My first step was designing the invitations (only after weeks of looking at hundreds of invitations for inspiration).  This part took me probably 3 months to come up with something that I loved.  I knew that I wanted to incorporate blind impression (letterpress with no ink) onto the invitation for a subtle added texture, and that I wanted to use both a script and non-script font (both were purchased at www.myfonts.com).  I'm not a designer, but I was lucky and got my grubby little hands on a copy of AI from a friend who was awesome enough to install it onto my computer.  After another several weeks of clicking around on the screen, watching how-to youtube videos, but mostly help from my AI-savvy friends (thank you Megan and Mary!), I finally had the design done. 

Once finalized, I sent my design to Boxcar Press who specializes in making polymer plates for the letterpress machine.  They have incredible customer service, and very quick turnaround times.  They were such a pleasure to work with and I would use them again in a heartbeat!

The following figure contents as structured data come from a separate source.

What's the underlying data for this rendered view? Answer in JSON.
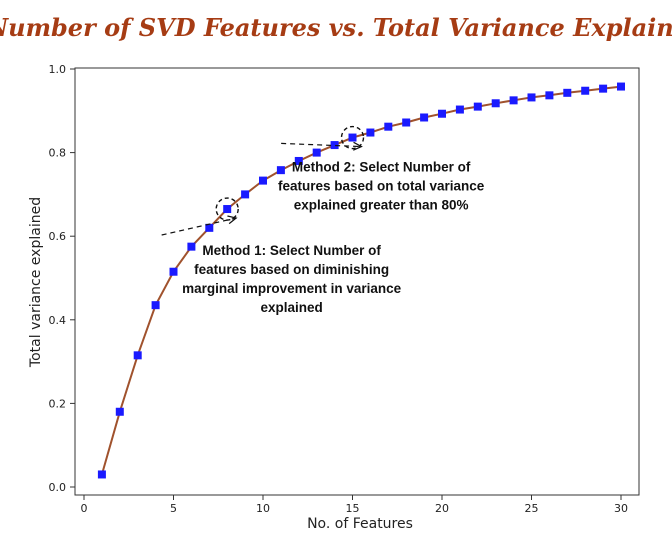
{
  "chart_data": {
    "type": "line",
    "title": "Number of SVD Features vs. Total Variance Explained",
    "xlabel": "No. of Features",
    "ylabel": "Total variance explained",
    "xlim": [
      0,
      30
    ],
    "ylim": [
      0,
      1.0
    ],
    "xticks": [
      0,
      5,
      10,
      15,
      20,
      25,
      30
    ],
    "yticks": [
      0.0,
      0.2,
      0.4,
      0.6,
      0.8,
      1.0
    ],
    "ytick_labels": [
      "0.0",
      "0.2",
      "0.4",
      "0.6",
      "0.8",
      "1.0"
    ],
    "grid": false,
    "colors": {
      "line": "#a0522d",
      "marker": "#1a1aff",
      "title": "#a63c14"
    },
    "series": [
      {
        "x": [
          1,
          2,
          3,
          4,
          5,
          6,
          7,
          8,
          9,
          10,
          11,
          12,
          13,
          14,
          15,
          16,
          17,
          18,
          19,
          20,
          21,
          22,
          23,
          24,
          25,
          26,
          27,
          28,
          29,
          30
        ],
        "values": [
          0.03,
          0.18,
          0.315,
          0.435,
          0.515,
          0.575,
          0.62,
          0.665,
          0.7,
          0.733,
          0.758,
          0.78,
          0.8,
          0.818,
          0.836,
          0.848,
          0.862,
          0.872,
          0.884,
          0.893,
          0.903,
          0.91,
          0.918,
          0.925,
          0.932,
          0.937,
          0.943,
          0.948,
          0.953,
          0.958
        ]
      }
    ],
    "annotations": [
      {
        "lines": [
          "Method 1: Select Number of",
          "features based on diminishing",
          "marginal improvement in variance",
          "explained"
        ],
        "point": {
          "x": 8,
          "y": 0.665
        },
        "text_anchor_data": {
          "x": 11.6,
          "y": 0.555
        }
      },
      {
        "lines": [
          "Method 2: Select Number of",
          "features based on total variance",
          "explained greater than 80%"
        ],
        "point": {
          "x": 15,
          "y": 0.836
        },
        "text_anchor_data": {
          "x": 16.6,
          "y": 0.755
        }
      }
    ]
  }
}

Metal-backed Polymer Plate

I was also very picky about the type of paper used for the invitations. I wanted paper that was ultra plush and thick.  I ultimately picked the Savoy 620gsm (2-ply) weight paper in Natural White.  Although Crane lettra is probably considered to be a "superior" paper by some, I found the Savoy to be a much cleaner cut and I really loved the smooth matte finish.  I ordered all my paper and envelopes (I used Crane lettra envelopes in Pearl White) from Keldon Paper, who were so amazing to work with!  They are also conveniently located in Commerce so I was able to pick up all my paper/envelopes myself, rather than pay the astronomical shipping costs (the paper is very heavy!) 

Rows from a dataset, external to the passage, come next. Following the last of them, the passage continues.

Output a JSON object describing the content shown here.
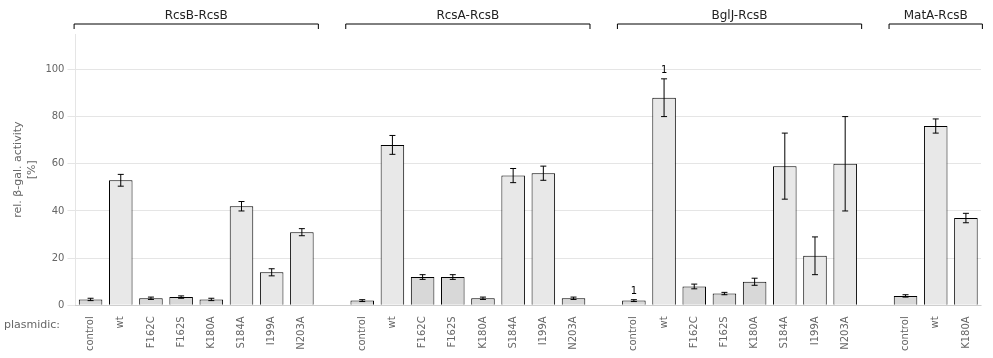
{
  "chart_data": {
    "type": "bar",
    "ylabel": "rel. β-gal. activity\n[%]",
    "xlabel": "plasmidic:",
    "ylim": [
      0,
      115
    ],
    "yticks": [
      0,
      20,
      40,
      60,
      80,
      100
    ],
    "grid": true,
    "groups": [
      {
        "label": "RcsB-RcsB",
        "bars": [
          {
            "category": "control",
            "value": 2.5,
            "error": 0.5,
            "color": "#d8d8d8"
          },
          {
            "category": "wt",
            "value": 53,
            "error": 2.5,
            "color": "#e8e8e8"
          },
          {
            "category": "F162C",
            "value": 3,
            "error": 0.5,
            "color": "#d8d8d8"
          },
          {
            "category": "F162S",
            "value": 3.5,
            "error": 0.5,
            "color": "#d8d8d8"
          },
          {
            "category": "K180A",
            "value": 2.5,
            "error": 0.5,
            "color": "#d8d8d8"
          },
          {
            "category": "S184A",
            "value": 42,
            "error": 2.0,
            "color": "#e8e8e8"
          },
          {
            "category": "I199A",
            "value": 14,
            "error": 1.5,
            "color": "#e8e8e8"
          },
          {
            "category": "N203A",
            "value": 31,
            "error": 1.5,
            "color": "#e8e8e8"
          }
        ]
      },
      {
        "label": "RcsA-RcsB",
        "bars": [
          {
            "category": "control",
            "value": 2,
            "error": 0.4,
            "color": "#d8d8d8"
          },
          {
            "category": "wt",
            "value": 68,
            "error": 4,
            "color": "#e8e8e8"
          },
          {
            "category": "F162C",
            "value": 12,
            "error": 1.0,
            "color": "#d8d8d8"
          },
          {
            "category": "F162S",
            "value": 12,
            "error": 1.0,
            "color": "#d8d8d8"
          },
          {
            "category": "K180A",
            "value": 3,
            "error": 0.5,
            "color": "#d8d8d8"
          },
          {
            "category": "S184A",
            "value": 55,
            "error": 3,
            "color": "#e8e8e8"
          },
          {
            "category": "I199A",
            "value": 56,
            "error": 3,
            "color": "#e8e8e8"
          },
          {
            "category": "N203A",
            "value": 3,
            "error": 0.5,
            "color": "#d8d8d8"
          }
        ]
      },
      {
        "label": "BglJ-RcsB",
        "bars": [
          {
            "category": "control",
            "value": 2,
            "error": 0.4,
            "color": "#d8d8d8",
            "annotation": "1"
          },
          {
            "category": "wt",
            "value": 88,
            "error": 8,
            "color": "#e8e8e8",
            "annotation": "1"
          },
          {
            "category": "F162C",
            "value": 8,
            "error": 1,
            "color": "#d8d8d8"
          },
          {
            "category": "F162S",
            "value": 5,
            "error": 0.5,
            "color": "#d8d8d8"
          },
          {
            "category": "K180A",
            "value": 10,
            "error": 1.5,
            "color": "#d8d8d8"
          },
          {
            "category": "S184A",
            "value": 59,
            "error": 14,
            "color": "#e8e8e8"
          },
          {
            "category": "I199A",
            "value": 21,
            "error": 8,
            "color": "#e8e8e8"
          },
          {
            "category": "N203A",
            "value": 60,
            "error": 20,
            "color": "#e8e8e8"
          }
        ]
      },
      {
        "label": "MatA-RcsB",
        "bars": [
          {
            "category": "control",
            "value": 4,
            "error": 0.5,
            "color": "#d8d8d8"
          },
          {
            "category": "wt",
            "value": 76,
            "error": 3,
            "color": "#e8e8e8"
          },
          {
            "category": "K180A",
            "value": 37,
            "error": 2,
            "color": "#e8e8e8"
          }
        ]
      }
    ]
  }
}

Next step:  Pressing the invitations! 

Sunday, May 13, 2012

What is Letterpress?

metal type
I’m a little bit of a stationary nerd so when it came to printing our invitations, I knew early on that letterpress was a must-have for our wedding.  What was most surprising was that when I told people about our invitations, the most common question was “what is letterpress?”

Vandercook Press

Letterpress was invented by Johannes Gutenberg in the 1400s and is the oldest form of printing in existence. It was the preferred method of printing until the late 19th Century when it was replaced with offset printing.  For the past 500+ years the process has remained relatively unchanged:  a type and artwork (or in modern times, a polymer plate) are placed on the press, a single raised surface is covered with ink and the art work is then pressed into the paper by the pressure of the printing press.  In my case, I had to hand feed each piece of paper, and repeat the process for each separate color that I used.  

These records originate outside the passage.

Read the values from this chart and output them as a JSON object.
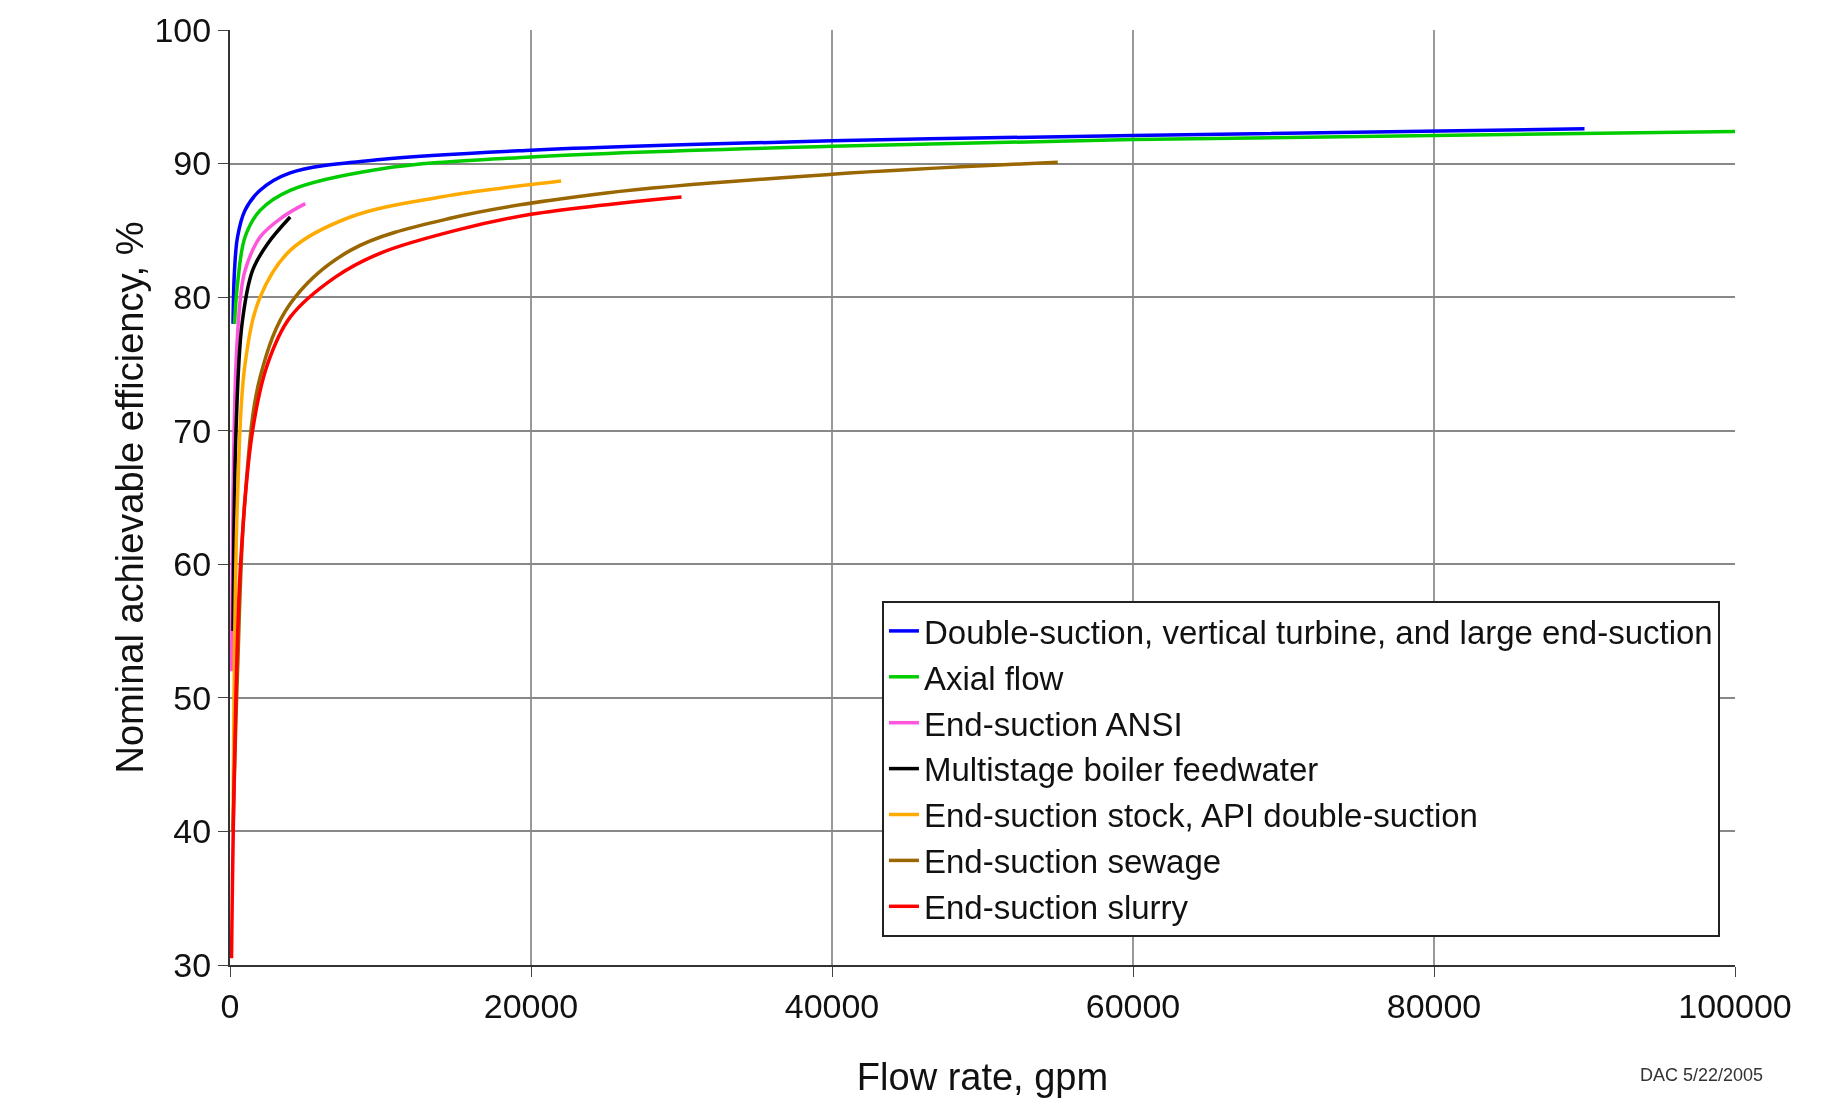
{
  "chart_data": {
    "type": "line",
    "xlabel": "Flow rate, gpm",
    "ylabel": "Nominal achievable efficiency, %",
    "xlim": [
      0,
      100000
    ],
    "xticks": [
      0,
      20000,
      40000,
      60000,
      80000,
      100000
    ],
    "ylim": [
      30,
      100
    ],
    "yticks": [
      30,
      40,
      50,
      60,
      70,
      80,
      90,
      100
    ],
    "grid": true,
    "legend": "bottom right",
    "marker": "none",
    "line_style": "solid",
    "annotations": [
      "DAC 5/22/2005"
    ],
    "series": [
      {
        "name": "Double-suction, vertical turbine, and large end-suction",
        "color": "#0000ff",
        "x": [
          200,
          300,
          500,
          1000,
          2000,
          4000,
          10000,
          20000,
          40000,
          60000,
          90000
        ],
        "values": [
          78,
          82,
          84.5,
          86.5,
          88,
          89.3,
          90.3,
          91,
          91.7,
          92.1,
          92.6
        ]
      },
      {
        "name": "Axial flow",
        "color": "#00cc00",
        "x": [
          300,
          500,
          1000,
          2000,
          4000,
          10000,
          20000,
          40000,
          60000,
          80000,
          100000
        ],
        "values": [
          78,
          81,
          84.5,
          86.5,
          88,
          89.6,
          90.5,
          91.3,
          91.8,
          92.1,
          92.4
        ]
      },
      {
        "name": "End-suction ANSI",
        "color": "#ff55dd",
        "x": [
          100,
          200,
          400,
          700,
          1000,
          2000,
          3500,
          5000
        ],
        "values": [
          52,
          65,
          75,
          80,
          82,
          84.5,
          86,
          87
        ]
      },
      {
        "name": "Multistage boiler feedwater",
        "color": "#000000",
        "x": [
          200,
          400,
          800,
          1500,
          2500,
          4000
        ],
        "values": [
          55,
          70,
          78,
          82,
          84,
          86
        ]
      },
      {
        "name": "End-suction stock, API double-suction",
        "color": "#ffaa00",
        "x": [
          200,
          500,
          1000,
          2000,
          4000,
          8000,
          14000,
          22000
        ],
        "values": [
          40,
          65,
          75,
          80,
          83.5,
          86,
          87.5,
          88.7
        ]
      },
      {
        "name": "End-suction sewage",
        "color": "#996600",
        "x": [
          200,
          500,
          1000,
          2000,
          4000,
          8000,
          15000,
          25000,
          40000,
          55000
        ],
        "values": [
          40,
          52,
          65,
          74,
          79.5,
          83.5,
          86,
          87.8,
          89.2,
          90.1
        ]
      },
      {
        "name": "End-suction slurry",
        "color": "#ff0000",
        "x": [
          100,
          300,
          700,
          1500,
          2500,
          4000,
          7000,
          10000,
          15000,
          20000,
          30000
        ],
        "values": [
          30.5,
          45,
          60,
          70,
          75,
          78.5,
          81.5,
          83.3,
          85,
          86.2,
          87.5
        ]
      }
    ]
  }
}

It’s certainly not the easiest or cheapest way to print, and is a very time consuming process, but nothing compares to the unmistakable impression pressed into a soft cotton card. I love letterpress because of its tactile qualities.  You can run your finger over the writing and feel where the ink has been pressed into the paper.  Even a simple line of tiny type says "Touch me!" with its vivid, three-dimensional appearance. 

For the invitees that have never seen or felt letterpress printing on paper, they are all in for a real treat!